A liberdade de imprensa em todo o mundo está a ser ameaçada pelas mesmas pessoas que deveriam ser o seu guardião, as autoridades políticas. Em Moçambique, “a reeleição de Filipe Nyusi e o frágil acordo de paz com antigos rebeldes não abrandaram o preocupante declínio da liberdade de imprensa”.
A conclusão é do Índice Mundial de Liberdade de Imprensa 2024: Jornalismo sob pressão política divulgado nesta sexta-feira, 3 de Maio, Dia Internacional da Liberdade de Imprensa, pela organização não governamental Repórteres Sem Fronteiras (RSF), que regista uma queda média global de 7,6 pontos.
Moçambique registou uma descida de três posições, ocupando agora o 105.º lugar. Contudo, entre os países africanos de língua portuguesa, o destaque vai para Angola que deixou o grupo de Estados em situação difícil para problemática e subiu da 125a. posição em 2023 para 104a. em 2024, num total de 180 analisados.
Os demais lusófonos em África, segundo uma publicação da VOA, caíram no Índice.
Cabo Verde continua a ser o melhor colocado e o único que integra o grupo de países em situação satisfatória, mas caiu oito lugares, da 33a. posição para 41a.
A Guiné-Bissau passou do 78o. lugar para o 92o., menos 14 lugares, Moçambique, desceu da posição 102 para 105, menos três lugares, e ambos continuam no grupo de países em situação difícil.
São Tomé e Príncipe não foi incluído no Índice.

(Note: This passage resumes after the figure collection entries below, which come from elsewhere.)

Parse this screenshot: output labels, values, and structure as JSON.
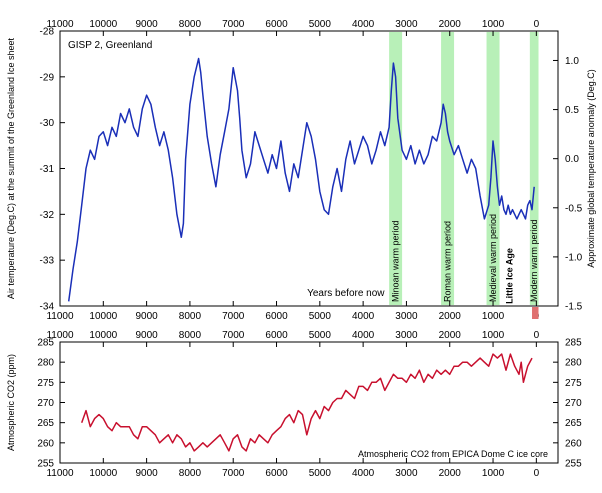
{
  "colors": {
    "temperature_line": "#1a2fb8",
    "co2_line": "#c8102e",
    "warm_band": "#b8f0b8",
    "little_ice_age_text": "#1f3fb0",
    "modern_marker": "#e07070"
  },
  "chart_data": [
    {
      "type": "line",
      "title": "GISP 2, Greenland",
      "xlabel": "Years before now",
      "ylabel": "Air temperature (Deg.C) at the summit of the Greenland Ice sheet",
      "ylabel_right": "Approximate global temperature anomaly (Deg.C)",
      "xlim": [
        11000,
        -500
      ],
      "ylim": [
        -34,
        -28
      ],
      "ylim_right": [
        -1.5,
        1.3
      ],
      "x_ticks": [
        11000,
        10000,
        9000,
        8000,
        7000,
        6000,
        5000,
        4000,
        3000,
        2000,
        1000,
        0
      ],
      "y_ticks": [
        -34,
        -33,
        -32,
        -31,
        -30,
        -29,
        -28
      ],
      "y_ticks_right": [
        -1.5,
        -1.0,
        -0.5,
        0.0,
        0.5,
        1.0
      ],
      "y_tick_labels_right": [
        "-1.5",
        "-1.0",
        "-0.5",
        "0.0",
        "0.5",
        "1.0"
      ],
      "grid": false,
      "bands": [
        {
          "label": "Minoan warm period",
          "x_start": 3400,
          "x_end": 3100
        },
        {
          "label": "Roman warm period",
          "x_start": 2200,
          "x_end": 1900
        },
        {
          "label": "Medieval warm period",
          "x_start": 1150,
          "x_end": 850
        },
        {
          "label": "Modern warm period",
          "x_start": 150,
          "x_end": -50
        }
      ],
      "annotation": "Little Ice Age",
      "series": [
        {
          "x": [
            10800,
            10700,
            10600,
            10500,
            10400,
            10300,
            10200,
            10100,
            10000,
            9900,
            9800,
            9700,
            9600,
            9500,
            9400,
            9300,
            9200,
            9100,
            9000,
            8900,
            8800,
            8700,
            8600,
            8500,
            8400,
            8300,
            8200,
            8150,
            8100,
            8000,
            7900,
            7800,
            7750,
            7700,
            7600,
            7500,
            7400,
            7300,
            7200,
            7100,
            7000,
            6900,
            6850,
            6800,
            6700,
            6600,
            6500,
            6400,
            6300,
            6200,
            6100,
            6000,
            5900,
            5800,
            5700,
            5600,
            5500,
            5400,
            5300,
            5200,
            5100,
            5000,
            4900,
            4800,
            4700,
            4600,
            4500,
            4400,
            4300,
            4200,
            4100,
            4000,
            3900,
            3800,
            3700,
            3600,
            3500,
            3400,
            3350,
            3300,
            3250,
            3200,
            3100,
            3000,
            2900,
            2800,
            2700,
            2600,
            2500,
            2400,
            2300,
            2200,
            2150,
            2100,
            2050,
            2000,
            1900,
            1800,
            1700,
            1600,
            1500,
            1400,
            1300,
            1200,
            1100,
            1050,
            1000,
            950,
            900,
            850,
            800,
            750,
            700,
            650,
            600,
            550,
            500,
            450,
            400,
            350,
            300,
            250,
            200,
            150,
            100,
            50
          ],
          "y": [
            -33.9,
            -33.2,
            -32.6,
            -31.8,
            -31.0,
            -30.6,
            -30.8,
            -30.3,
            -30.2,
            -30.5,
            -30.1,
            -30.3,
            -29.8,
            -30.0,
            -29.7,
            -30.1,
            -30.3,
            -29.7,
            -29.4,
            -29.6,
            -30.1,
            -30.5,
            -30.2,
            -30.6,
            -31.2,
            -32.0,
            -32.5,
            -32.2,
            -30.8,
            -29.6,
            -29.0,
            -28.6,
            -28.9,
            -29.4,
            -30.3,
            -30.9,
            -31.4,
            -30.7,
            -30.2,
            -29.7,
            -28.8,
            -29.3,
            -29.9,
            -30.6,
            -31.2,
            -30.9,
            -30.2,
            -30.5,
            -30.8,
            -31.1,
            -30.7,
            -31.0,
            -30.4,
            -31.1,
            -31.5,
            -30.9,
            -31.2,
            -30.6,
            -30.0,
            -30.3,
            -30.8,
            -31.5,
            -31.9,
            -32.0,
            -31.4,
            -31.0,
            -31.5,
            -30.8,
            -30.4,
            -30.9,
            -30.6,
            -30.3,
            -30.5,
            -30.9,
            -30.6,
            -30.2,
            -30.5,
            -30.1,
            -29.3,
            -28.7,
            -29.0,
            -29.9,
            -30.6,
            -30.8,
            -30.5,
            -30.9,
            -30.6,
            -30.9,
            -30.7,
            -30.3,
            -30.4,
            -30.0,
            -29.6,
            -29.8,
            -30.2,
            -30.4,
            -30.7,
            -30.5,
            -30.8,
            -31.1,
            -30.8,
            -31.0,
            -31.6,
            -32.1,
            -31.8,
            -31.2,
            -30.4,
            -30.8,
            -31.4,
            -31.8,
            -31.6,
            -31.9,
            -32.0,
            -31.8,
            -32.0,
            -31.9,
            -32.0,
            -32.1,
            -32.0,
            -31.9,
            -32.0,
            -32.1,
            -31.8,
            -31.7,
            -31.9,
            -31.4
          ]
        }
      ]
    },
    {
      "type": "line",
      "ylabel": "Atmospheric CO2 (ppm)",
      "annotation": "Atmospheric CO2 from EPICA Dome C ice core",
      "xlim": [
        11000,
        -500
      ],
      "ylim": [
        255,
        285
      ],
      "x_ticks": [
        11000,
        10000,
        9000,
        8000,
        7000,
        6000,
        5000,
        4000,
        3000,
        2000,
        1000,
        0
      ],
      "y_ticks": [
        255,
        260,
        265,
        270,
        275,
        280,
        285
      ],
      "grid": false,
      "series": [
        {
          "x": [
            10500,
            10400,
            10300,
            10200,
            10100,
            10000,
            9900,
            9800,
            9700,
            9600,
            9500,
            9400,
            9300,
            9200,
            9100,
            9000,
            8900,
            8800,
            8700,
            8600,
            8500,
            8400,
            8300,
            8200,
            8100,
            8000,
            7900,
            7800,
            7700,
            7600,
            7500,
            7400,
            7300,
            7200,
            7100,
            7000,
            6900,
            6800,
            6700,
            6600,
            6500,
            6400,
            6300,
            6200,
            6100,
            6000,
            5900,
            5800,
            5700,
            5600,
            5500,
            5400,
            5300,
            5200,
            5100,
            5000,
            4900,
            4800,
            4700,
            4600,
            4500,
            4400,
            4300,
            4200,
            4100,
            4000,
            3900,
            3800,
            3700,
            3600,
            3500,
            3400,
            3300,
            3200,
            3100,
            3000,
            2900,
            2800,
            2700,
            2600,
            2500,
            2400,
            2300,
            2200,
            2100,
            2000,
            1900,
            1800,
            1700,
            1600,
            1500,
            1400,
            1300,
            1200,
            1100,
            1000,
            900,
            800,
            700,
            600,
            500,
            400,
            350,
            300,
            250,
            200,
            100
          ],
          "y": [
            265,
            268,
            264,
            266,
            267,
            266,
            264,
            263,
            265,
            264,
            264,
            264,
            262,
            261,
            264,
            264,
            263,
            262,
            260,
            261,
            262,
            260,
            262,
            261,
            259,
            260,
            258,
            259,
            260,
            259,
            260,
            261,
            262,
            260,
            258,
            261,
            262,
            259,
            258,
            261,
            260,
            262,
            261,
            260,
            262,
            263,
            264,
            266,
            267,
            265,
            268,
            267,
            262,
            266,
            268,
            266,
            269,
            268,
            270,
            271,
            271,
            273,
            272,
            271,
            274,
            274,
            273,
            275,
            275,
            276,
            273,
            275,
            277,
            276,
            276,
            275,
            277,
            276,
            278,
            275,
            277,
            276,
            278,
            277,
            278,
            277,
            279,
            279,
            280,
            280,
            279,
            280,
            281,
            280,
            279,
            282,
            281,
            282,
            278,
            282,
            279,
            277,
            280,
            275,
            277,
            279,
            281
          ]
        }
      ]
    }
  ]
}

Na análise por países, embora ainda muito breves, o documento diz que em Angola, “a posse de um novo Presidente, João Lourenço, em Setembro de 2017, pós fim a quatro décadas de Governo da família Dos Santos, mas não marcou um ponto de viragem para a liberdade de imprensa” e sublinha que “a censura e o controlo da informação ainda pesam sobre os jornalistas angolanos”.
Na Guiné-Bissau, dizem os RSF, a “acentuada deterioração da segurança dos profissionais da comunicação social, combinada com pressões políticas e económicas, pôs à prova a prática do jornalismo nos últimos anos”.
Em Moçambique, “a reeleição de Filipe Nyusi e o frágil acordo de paz com antigos rebeldes não abrandaram o preocupante declínio da liberdade de imprensa”.
O Índice ressalva que “Cabo Verde destaca-se na região por um ambiente de trabalho favorável aos jornalistas, a liberdade de imprensa é garantida pela Constituição”, no entanto, os chefes dos meios de comunicação estatais, que dominam o panorama mediático, são nomeados diretamente pelo Governo”.
Os guardiões da liberdade falharam
A nível global, a organização não governamental com sede em Paris faz notar no relatório que “este ano é notável uma clara falta de vontade política por parte da comunidade internacional para fazer cumprir os princípios de proteção dos jornalistas, especialmente a Resolução 2222 do Conselho de Segurança da ONU, com violações contra jornalistas e meios de comunicação social desde Outubro de 2023”.
Mais de 100 repórteres palestinianos foram mortos pelas Forças de Defesa de Israel, incluindo pelo menos 22 no decurso do seu trabalho, destaca o Índice, que coloca a Palestina no 157º lugar.
“À medida que mais de metade da população mundial vai às urnas em 2024, a RSF alerta para uma tendência preocupante revelada pelo Índice Mundial de Liberdade de Imprensa de 2024: um declínio no indicador político, um dos cinco indicadores detalhados no Índice. Os Estados e outras forças políticas estão a desempenhar um papel cada vez menor na proteção da liberdade de imprensa”, escreve na introdução do relatório a diretora dos RSF.
Anne Bocandé diz que “esta perda de poder é por vezes acompanhada de ações mais hostis que prejudicam o papel dos jornalistas, ou mesmo instrumentalizam os meios de comunicação através de campanhas de assédio ou desinformação”, e conclui, “o jornalismo digno deste nome é o contrário”.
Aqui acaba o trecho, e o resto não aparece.